IV. CERTIFICATE OF APPEALABILITY
Finally, the court must determine whether a certificate of appealability should issue. See Third Circuit Local Appellate Rule 22.2. The court may issue a certificate of appealability only if petitioner "has made a substantial showing of the denial of a constitutional right." 28 U.S.C. § 2253(c)(2).
When a federal court dismisses a habeas petition on procedural grounds without reaching the underlying constitutional claims, the petitioner must demonstrate that jurists of reason would find it debatable: (1) whether the petition states a valid claim of the denial of a constitutional right; and (2) whether the court was correct in its procedural ruling. Slack v. McDaniel, 529 U.S. 473, 484 (2000). "Where a plain procedural bar is present and the district court is correct to invoke it to dispose of the case, a reasonable jurist could not conclude either that the district court erred in dismissing the petition or that the petitioner should be allowed to proceed further." Id.

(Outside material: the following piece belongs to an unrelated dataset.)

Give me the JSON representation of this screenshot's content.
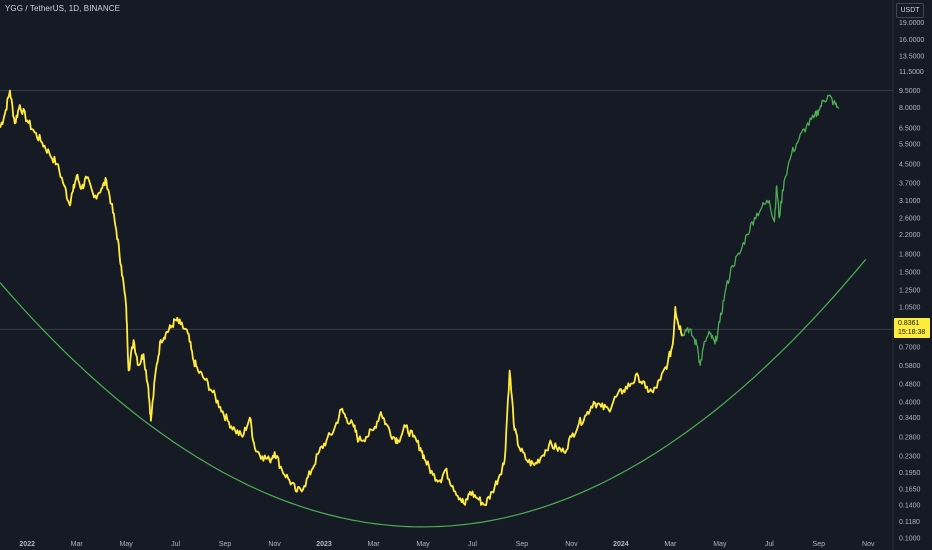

As explained above, the court has concluded that petitioner's application is time barred, and that neither the statutory tolling provision nor the doctrine of equitable tolling renders the petition timely. The court is persuaded that reasonable jurists would not debate the correctness of these conclusions. Petitioner, therefore, has failed to make a substantial showing of the denial of a constitutional right, and a certificate of appealability is not warranted.
V. CONCLUSION
For the reasons stated, the court will dismiss petitioner's application for a writ of habeas corpus, and will not issue a certificate of appealability. The court will also deny petitioner's motion for an evidentiary hearing and for appointment of subsequent counsel. An appropriate order shall issue.
ORDER
At Wilmington, this 28th day of June, 2002, consistent with the memorandum opinion issued this same day;
IT IS HEREBY ORDERED that:
1. Petitioner Lawrence Collingwood, Jr.'s petition for a writ of habeas corpus pursuant to 28 U.S.C. § 2254 is dismissed, and the relief requested therein is denied.
2. Petitioner's motion for a hearing and for appointment of counsel (D.I. 129) is denied.
3. The court declines to issue a certificate of appealability for failure to satisfy the standard set forth in 28 U.S.C. § 2253(c)(2).